Secondo la Corte d’Appello la società ex datrice di lavoro non aveva raggiunto la prova dell’abuso dei 3 permessi, poiché dalle prove testimoniali e dalla relazione dell’agenzia investigativa dalla stessa incaricata era emerso che “la lavoratrice si era recata a casa del padre affetto da Alzheimer per un numero di ore ben oltre eccedenti il suo ordinario orario di lavoro e, comunque, prevalente, volendo escludere la sua partecipazione ad un incontro di formazione in materia di Alzheimer tenutosi presso un centro universitario”.
Avverso la sentenza di secondo grado la società soccombente ricorreva in cassazione affidandosi a due motivi di ricorso.

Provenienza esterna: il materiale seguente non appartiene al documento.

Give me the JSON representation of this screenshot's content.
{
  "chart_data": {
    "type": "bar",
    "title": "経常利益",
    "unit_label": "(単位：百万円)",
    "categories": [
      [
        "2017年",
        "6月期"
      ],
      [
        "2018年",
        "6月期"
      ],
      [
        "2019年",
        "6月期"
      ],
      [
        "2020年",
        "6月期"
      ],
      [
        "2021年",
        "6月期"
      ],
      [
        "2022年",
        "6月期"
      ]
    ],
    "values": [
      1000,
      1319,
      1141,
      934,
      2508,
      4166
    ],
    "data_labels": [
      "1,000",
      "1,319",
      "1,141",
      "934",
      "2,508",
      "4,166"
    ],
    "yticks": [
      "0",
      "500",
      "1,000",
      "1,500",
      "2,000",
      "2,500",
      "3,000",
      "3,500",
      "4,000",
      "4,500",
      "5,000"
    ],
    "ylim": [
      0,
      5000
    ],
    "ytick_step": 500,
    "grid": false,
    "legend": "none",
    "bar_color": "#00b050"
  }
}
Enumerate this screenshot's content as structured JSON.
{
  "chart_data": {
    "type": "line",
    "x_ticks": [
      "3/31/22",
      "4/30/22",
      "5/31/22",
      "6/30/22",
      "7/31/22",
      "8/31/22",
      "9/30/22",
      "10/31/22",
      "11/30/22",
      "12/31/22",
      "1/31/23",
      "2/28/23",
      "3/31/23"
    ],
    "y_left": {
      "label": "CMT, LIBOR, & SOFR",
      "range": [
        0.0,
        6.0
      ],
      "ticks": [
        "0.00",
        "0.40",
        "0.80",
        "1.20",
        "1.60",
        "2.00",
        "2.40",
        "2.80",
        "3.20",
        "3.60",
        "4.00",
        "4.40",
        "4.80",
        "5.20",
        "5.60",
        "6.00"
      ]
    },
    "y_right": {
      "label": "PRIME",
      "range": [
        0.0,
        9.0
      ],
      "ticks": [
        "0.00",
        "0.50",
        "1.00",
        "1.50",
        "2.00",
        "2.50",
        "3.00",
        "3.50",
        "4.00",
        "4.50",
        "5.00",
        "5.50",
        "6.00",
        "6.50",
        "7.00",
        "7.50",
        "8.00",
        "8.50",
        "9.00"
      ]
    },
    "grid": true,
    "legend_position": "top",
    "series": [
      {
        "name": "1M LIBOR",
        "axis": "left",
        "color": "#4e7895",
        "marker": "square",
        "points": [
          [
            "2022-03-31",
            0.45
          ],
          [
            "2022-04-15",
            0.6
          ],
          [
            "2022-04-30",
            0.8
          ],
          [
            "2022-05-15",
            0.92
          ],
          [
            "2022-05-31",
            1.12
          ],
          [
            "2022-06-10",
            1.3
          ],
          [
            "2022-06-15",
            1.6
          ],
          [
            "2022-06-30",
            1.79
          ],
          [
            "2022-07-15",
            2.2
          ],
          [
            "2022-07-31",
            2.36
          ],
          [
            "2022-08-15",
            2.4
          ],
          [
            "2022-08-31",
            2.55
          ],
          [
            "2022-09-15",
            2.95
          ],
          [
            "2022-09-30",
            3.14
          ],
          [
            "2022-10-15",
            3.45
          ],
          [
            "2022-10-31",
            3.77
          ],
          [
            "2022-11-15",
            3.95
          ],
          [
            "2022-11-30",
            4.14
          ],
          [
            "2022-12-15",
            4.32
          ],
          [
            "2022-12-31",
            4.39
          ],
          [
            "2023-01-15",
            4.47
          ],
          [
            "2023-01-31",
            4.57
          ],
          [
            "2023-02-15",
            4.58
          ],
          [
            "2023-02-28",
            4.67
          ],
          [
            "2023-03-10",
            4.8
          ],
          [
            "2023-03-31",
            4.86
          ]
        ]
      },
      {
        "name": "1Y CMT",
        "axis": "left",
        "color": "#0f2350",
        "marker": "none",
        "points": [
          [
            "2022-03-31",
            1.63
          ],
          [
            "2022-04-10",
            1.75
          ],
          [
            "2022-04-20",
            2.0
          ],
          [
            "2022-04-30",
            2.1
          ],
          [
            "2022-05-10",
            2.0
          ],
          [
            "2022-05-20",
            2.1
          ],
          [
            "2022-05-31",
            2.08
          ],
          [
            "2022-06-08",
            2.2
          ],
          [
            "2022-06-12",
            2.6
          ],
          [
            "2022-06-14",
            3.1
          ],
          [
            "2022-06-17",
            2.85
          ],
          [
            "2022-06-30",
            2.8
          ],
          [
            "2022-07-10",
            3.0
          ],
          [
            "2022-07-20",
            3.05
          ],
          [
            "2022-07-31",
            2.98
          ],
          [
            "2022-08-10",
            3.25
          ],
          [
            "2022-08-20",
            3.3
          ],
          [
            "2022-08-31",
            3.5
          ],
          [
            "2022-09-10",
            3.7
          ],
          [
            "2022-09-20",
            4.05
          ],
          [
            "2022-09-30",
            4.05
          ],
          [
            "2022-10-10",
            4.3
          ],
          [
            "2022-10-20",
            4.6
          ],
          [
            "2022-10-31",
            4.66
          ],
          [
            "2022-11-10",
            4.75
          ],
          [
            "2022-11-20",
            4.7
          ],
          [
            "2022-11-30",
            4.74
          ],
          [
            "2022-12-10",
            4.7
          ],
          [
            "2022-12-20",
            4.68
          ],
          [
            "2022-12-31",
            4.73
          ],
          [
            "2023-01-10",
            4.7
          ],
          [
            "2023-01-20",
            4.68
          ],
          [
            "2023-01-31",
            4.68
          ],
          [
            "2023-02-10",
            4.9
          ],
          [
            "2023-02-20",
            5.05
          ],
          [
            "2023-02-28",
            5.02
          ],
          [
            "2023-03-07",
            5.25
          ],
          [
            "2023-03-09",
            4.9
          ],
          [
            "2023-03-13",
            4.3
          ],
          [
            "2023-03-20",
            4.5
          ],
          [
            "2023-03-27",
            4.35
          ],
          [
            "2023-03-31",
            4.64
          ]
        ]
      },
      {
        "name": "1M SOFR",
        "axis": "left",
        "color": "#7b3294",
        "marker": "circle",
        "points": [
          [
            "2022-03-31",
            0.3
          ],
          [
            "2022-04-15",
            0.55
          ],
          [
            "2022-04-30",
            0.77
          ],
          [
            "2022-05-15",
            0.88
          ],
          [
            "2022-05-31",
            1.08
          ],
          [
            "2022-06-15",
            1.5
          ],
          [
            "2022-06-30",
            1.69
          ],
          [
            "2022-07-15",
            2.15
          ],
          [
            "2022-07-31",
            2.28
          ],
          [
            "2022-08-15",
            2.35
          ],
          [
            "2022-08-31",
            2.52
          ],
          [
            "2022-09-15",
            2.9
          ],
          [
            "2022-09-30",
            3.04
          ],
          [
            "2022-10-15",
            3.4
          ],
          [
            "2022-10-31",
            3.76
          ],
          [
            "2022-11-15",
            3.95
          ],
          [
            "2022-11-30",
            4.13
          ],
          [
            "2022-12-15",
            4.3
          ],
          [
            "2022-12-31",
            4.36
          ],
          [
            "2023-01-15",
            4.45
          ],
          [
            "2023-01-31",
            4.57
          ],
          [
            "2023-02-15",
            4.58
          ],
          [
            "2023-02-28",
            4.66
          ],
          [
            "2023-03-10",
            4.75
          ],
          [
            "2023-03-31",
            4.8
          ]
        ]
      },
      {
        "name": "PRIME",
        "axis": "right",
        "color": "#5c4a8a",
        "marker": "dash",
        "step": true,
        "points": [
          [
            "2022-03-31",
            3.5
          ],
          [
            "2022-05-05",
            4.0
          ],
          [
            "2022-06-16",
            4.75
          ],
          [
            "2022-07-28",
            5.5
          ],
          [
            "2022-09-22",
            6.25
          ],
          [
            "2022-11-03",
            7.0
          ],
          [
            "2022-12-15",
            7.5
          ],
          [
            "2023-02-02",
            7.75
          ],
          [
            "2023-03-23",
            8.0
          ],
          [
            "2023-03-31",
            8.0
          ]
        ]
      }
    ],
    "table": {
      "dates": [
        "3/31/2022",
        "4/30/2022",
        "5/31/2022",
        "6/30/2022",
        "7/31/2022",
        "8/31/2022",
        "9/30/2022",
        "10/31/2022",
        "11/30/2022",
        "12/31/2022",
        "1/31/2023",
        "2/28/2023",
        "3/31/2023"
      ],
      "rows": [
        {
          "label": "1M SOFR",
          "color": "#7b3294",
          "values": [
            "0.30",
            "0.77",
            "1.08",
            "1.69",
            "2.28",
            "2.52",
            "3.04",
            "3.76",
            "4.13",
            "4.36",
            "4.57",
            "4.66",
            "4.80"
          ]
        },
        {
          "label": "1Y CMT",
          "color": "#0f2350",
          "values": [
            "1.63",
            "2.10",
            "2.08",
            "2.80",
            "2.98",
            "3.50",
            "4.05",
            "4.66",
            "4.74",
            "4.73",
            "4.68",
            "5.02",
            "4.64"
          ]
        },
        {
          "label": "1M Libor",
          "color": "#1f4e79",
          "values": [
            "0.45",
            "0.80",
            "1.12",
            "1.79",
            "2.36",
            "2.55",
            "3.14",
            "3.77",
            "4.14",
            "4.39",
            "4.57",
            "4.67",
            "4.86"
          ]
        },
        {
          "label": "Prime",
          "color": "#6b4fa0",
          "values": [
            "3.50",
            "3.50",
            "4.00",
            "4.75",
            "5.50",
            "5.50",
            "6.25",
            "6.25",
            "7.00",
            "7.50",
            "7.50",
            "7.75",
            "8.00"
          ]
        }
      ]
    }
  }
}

La decisione della Corte di Cassazione
La Suprema Corte ha, innanzitutto, osservato che la Corte d’appello nel formulare la sua decisione si è uniformata alla giurisprudenza secondo la quale il permesso ex art. 3 della Legge 604/1992 è riconosciuto al lavoratore “in ragione dell’assistenza al disabile e in relazione causale diretta con essa, senza che il dato testuale e la ratio della norma ne consentano l’utilizzo in funzione meramente compensativa delle energie impiegate dal dipendente per detta assistenza”. Pertanto, “il comportamento del prestatore di lavoro subordinato che non si avvalga del permesso previsto dal citato articolo 33, in coerenza con la funzione dello stesso, ossia l’assistenza del familiare disabile, integra un abuso del diritto in quanto priva il datore di lavoro della prestazione lavorativa in violazione dell’affidamento riposto nel dipendente ed integra, nei confronti dell’Ente di previdenza erogatore del trattamento economico, un’indebita percezione dell’indennità ed uno sviamento dell’intervento assistenziale”.
Tuttavia, “(…) l’assistenza al disabile (…) può essere prestata con modalità e forme diverse, anche attraverso lo svolgimento di incombenze amministrative, pratiche o di qualsiasi genere, purché nell’interesse del familiare assistito” (cfr ordinanza della Corte di Cassazione n. 23891/2018).
Sulla base di tali considerazioni, la Corte di Cassazione ha rigettato il ricorso della società, confermando l’illegittimità del licenziamento intimato alla lavoratrice, avendo la stessa, nei giorni di fruizione dei permessi, frequentato un corso per accudire meglio il padre.